Evet, yine plak özelinde kalarak böyle çalışmalar yapacağız. Hatta ikinci sayımız için sinemaya uzandığımız bir, iki yazı var bile.
Plak bir tutku ancak koleksiyon ürünü olması sebebiyle dinleyici için maliyetliydi, bir dönem tükenmesinin, şimdi geri canlanmasının buna bir etkisi var mı sizce?
Plak dinleyicisi için olduğu kadar üreticisi için de maliyetli bir format. Belki bir dönem tükenmesinde bunun etkisi vardır ama yeniden canlanmasında etkisi olduğunu sanmıyorum çünkü plaklar bugün eskisinden daha pahalı. Aslında Plak Mecmuası bu açıdan da bir rehber niteliği taşıyor; pikabınızı alırken ya da plak bakarken çok aceleci davranmamak lazım, özellikle bütçeniz kısıtlıysa çeşitli kaynaklardan biraz araştırma yapın derim.
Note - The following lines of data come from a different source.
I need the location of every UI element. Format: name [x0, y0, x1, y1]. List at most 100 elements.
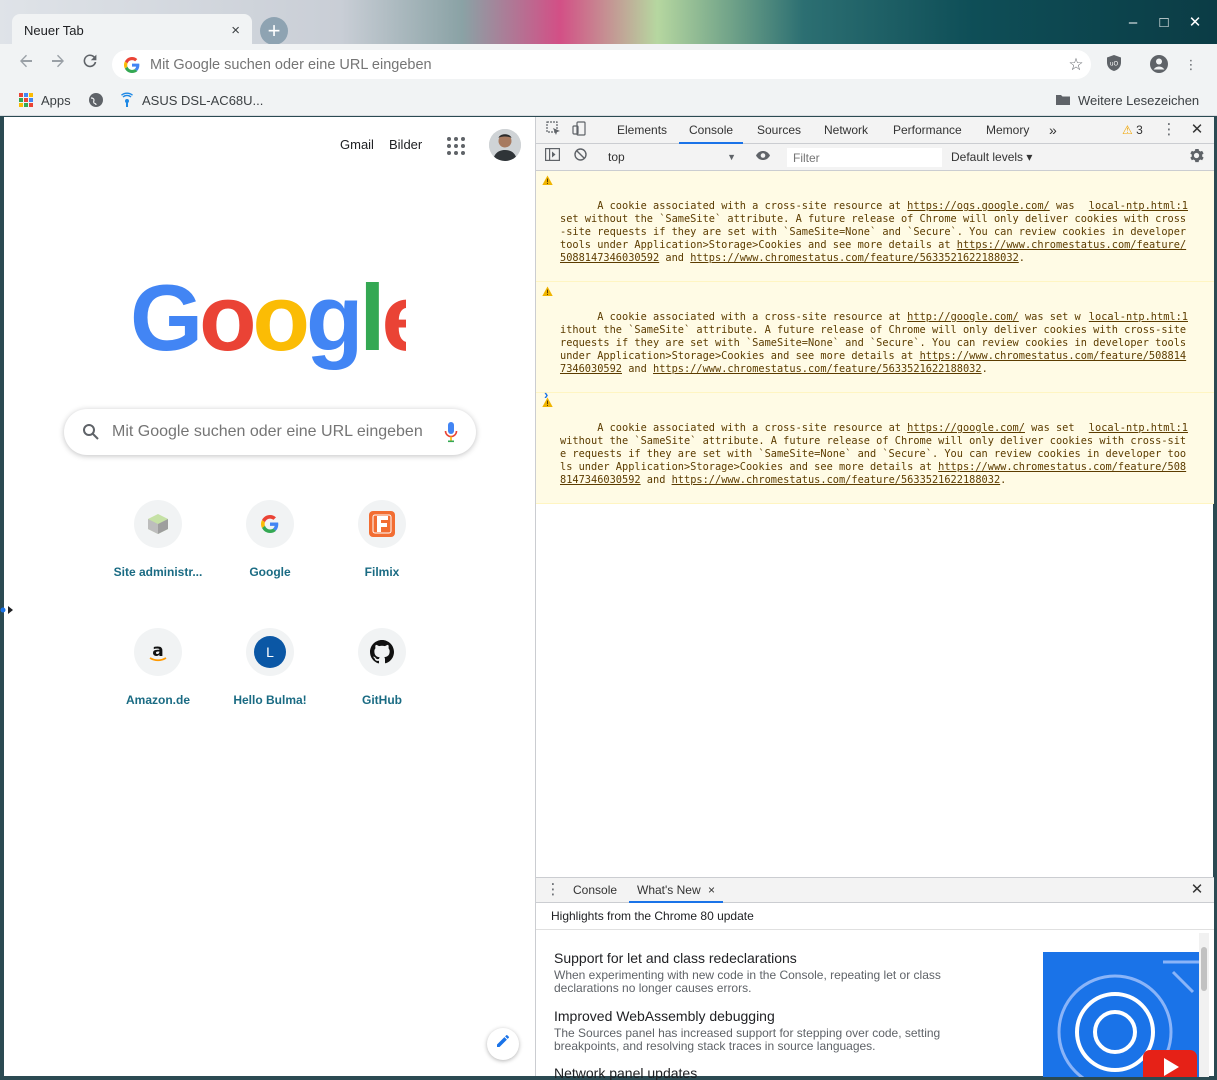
shortcut-tile[interactable]: Filmix [326, 500, 438, 579]
google-g-icon [124, 56, 140, 73]
tab-title: Neuer Tab [24, 22, 84, 38]
console-toolbar: top ▼ Default levels ▾ [536, 144, 1214, 171]
tab-new-tab[interactable]: Neuer Tab × [12, 14, 252, 46]
whats-new-item[interactable]: Network panel updates [554, 1065, 994, 1080]
tab-performance[interactable]: Performance [893, 117, 962, 144]
log-levels-dropdown[interactable]: Default levels ▾ [951, 148, 1032, 167]
google-logo: Google [130, 272, 406, 370]
star-icon[interactable]: ☆ [1061, 55, 1091, 75]
minimize-button[interactable]: – [1122, 12, 1144, 34]
shortcut-label: Hello Bulma! [233, 693, 307, 707]
drawer-menu-kebab-icon[interactable]: ⋮ [544, 881, 562, 899]
svg-text:Google: Google [130, 272, 406, 370]
shortcut-tile[interactable]: L Hello Bulma! [214, 628, 326, 707]
drawer-tab-close-icon[interactable]: × [708, 883, 715, 897]
bookmark-other-folder[interactable]: Weitere Lesezeichen [1055, 89, 1199, 111]
live-expression-eye-icon[interactable] [754, 148, 772, 166]
context-select[interactable]: top ▼ [600, 148, 740, 167]
maximize-button[interactable]: □ [1153, 12, 1175, 34]
ntp-search-input[interactable] [112, 423, 444, 441]
tab-memory[interactable]: Memory [986, 117, 1029, 144]
console-messages: local-ntp.html:1 A cookie associated with… [536, 171, 1214, 504]
gmail-link[interactable]: Gmail [340, 137, 374, 152]
message-text: . [1018, 252, 1025, 264]
warning-icon [542, 175, 553, 185]
tab-elements[interactable]: Elements [617, 117, 667, 144]
chromestatus-link[interactable]: https://www.chromestatus.com/feature/563… [690, 252, 1019, 264]
console-prompt[interactable]: › [544, 387, 548, 402]
warning-icon: ⚠ [1122, 123, 1133, 137]
title-bar: Neuer Tab × + – □ ✕ [0, 0, 1217, 46]
source-link[interactable]: local-ntp.html:1 [1089, 200, 1188, 213]
microphone-icon[interactable] [444, 421, 458, 443]
drawer-tab-label: What's New [637, 883, 701, 897]
inspect-element-icon[interactable] [544, 121, 562, 139]
whats-new-item[interactable]: Improved WebAssembly debugging The Sourc… [554, 1008, 994, 1053]
shortcut-tile[interactable]: a Amazon.de [102, 628, 214, 707]
source-link[interactable]: local-ntp.html:1 [1089, 422, 1188, 435]
tab-sources[interactable]: Sources [757, 117, 801, 144]
shortcut-tile[interactable]: GitHub [326, 628, 438, 707]
clear-console-icon[interactable] [571, 148, 589, 166]
source-link[interactable]: local-ntp.html:1 [1089, 311, 1188, 324]
drawer-tab-whats-new[interactable]: What's New × [629, 878, 723, 903]
chromestatus-link[interactable]: https://www.chromestatus.com/feature/563… [653, 363, 982, 375]
google-apps-icon[interactable] [447, 137, 465, 155]
chrome-devtools-graphic-icon [1043, 952, 1199, 1077]
whats-new-item[interactable]: Support for let and class redeclarations… [554, 950, 994, 995]
message-url-link[interactable]: https://ogs.google.com/ [907, 200, 1050, 212]
omnibox-input[interactable] [150, 56, 1061, 73]
shortcut-tile[interactable]: Google [214, 500, 326, 579]
tab-network[interactable]: Network [824, 117, 868, 144]
bookmark-other-label: Weitere Lesezeichen [1078, 92, 1200, 108]
drawer-close-icon[interactable]: ✕ [1188, 881, 1206, 899]
dropdown-caret-icon: ▼ [727, 152, 736, 162]
close-window-button[interactable]: ✕ [1184, 12, 1206, 34]
scrollbar-thumb[interactable] [1201, 947, 1207, 991]
forward-arrow-icon[interactable] [46, 52, 70, 76]
warning-counter[interactable]: ⚠ 3 [1122, 117, 1143, 144]
new-tab-button[interactable]: + [260, 17, 288, 45]
devtools-menu-kebab-icon[interactable]: ⋮ [1160, 121, 1178, 139]
tab-console[interactable]: Console [679, 117, 744, 144]
customize-pencil-button[interactable] [487, 1028, 519, 1060]
ublock-icon[interactable]: uO [1103, 54, 1125, 76]
bookmark-apps[interactable]: Apps [18, 89, 71, 111]
letter-avatar: L [254, 636, 286, 668]
tab-close-icon[interactable]: × [231, 22, 240, 39]
devtools-panel: Elements Console Sources Network Perform… [535, 117, 1214, 1080]
drawer-tab-console[interactable]: Console [573, 878, 617, 903]
message-url-link[interactable]: https://google.com/ [907, 422, 1025, 434]
folder-icon [1056, 95, 1070, 105]
omnibox[interactable]: ☆ [112, 50, 1091, 79]
message-url-link[interactable]: http://google.com/ [907, 311, 1019, 323]
shortcut-label: Site administr... [113, 565, 203, 579]
shortcut-tile[interactable]: Site administr... [102, 500, 214, 579]
svg-text:a: a [152, 641, 163, 661]
resize-handle-icon[interactable] [0, 604, 14, 616]
chromestatus-link[interactable]: https://www.chromestatus.com/feature/563… [672, 474, 1001, 486]
message-text: A cookie associated with a cross-site re… [597, 311, 908, 323]
avatar[interactable] [489, 129, 521, 161]
images-link[interactable]: Bilder [389, 137, 422, 152]
whats-new-video-thumbnail[interactable] [1043, 952, 1199, 1077]
message-text: A cookie associated with a cross-site re… [597, 422, 908, 434]
reload-icon[interactable] [78, 52, 102, 76]
device-toolbar-icon[interactable] [570, 121, 588, 139]
ntp-search-box[interactable] [64, 409, 476, 455]
message-text: and [640, 474, 672, 486]
profile-icon[interactable] [1148, 54, 1170, 76]
show-sidebar-icon[interactable] [543, 148, 561, 166]
menu-kebab-icon[interactable]: ⋮ [1180, 54, 1202, 76]
filmix-icon [358, 500, 406, 548]
warning-count: 3 [1136, 123, 1143, 137]
console-settings-gear-icon[interactable] [1187, 148, 1205, 166]
more-tabs-chevron-icon[interactable]: » [1049, 117, 1057, 144]
devtools-close-icon[interactable]: ✕ [1188, 121, 1206, 139]
scrollbar[interactable] [1199, 933, 1209, 1077]
console-filter-input[interactable] [787, 148, 942, 167]
bookmark-globe[interactable] [88, 89, 111, 111]
bookmark-asus[interactable]: ASUS DSL-AC68U... [119, 89, 263, 111]
back-arrow-icon[interactable] [14, 52, 38, 76]
shortcut-label: Filmix [364, 565, 400, 579]
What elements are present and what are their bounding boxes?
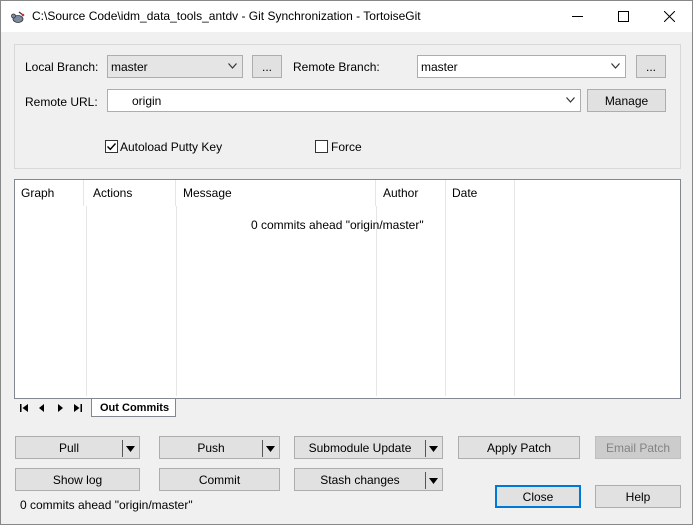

Benim de kısıtlı, deneyimle konuşuyorum yani…
Okur/dinleyici buluşmaları düzenlemeyi düşünüyor musunuz peki? Tam bu konsepte uygun bir dergi aslında...
Bazı etkinlikler düzenlemeyi düşünüyoruz. Sosyal medya hesaplarımızı takip ederseniz, düzenlersek oralardan duyuracağız mutlaka. Facebook, Twitter, Instagram üzerinde “@plakmecmuasi”
Son olarak, plak kültürünü seven ve özleyen okurlarımıza ne söylemek istersiniz?
Plak toplamak, plak dinlemek, bir plak dükkanında vakit geçirmek çok keyifli ve bir o kadar da öğretici uğraşlar. Umarız, biz de bu uğraşın güzel bir parçası olabiliriz. Herkese selamlar, sevgiler!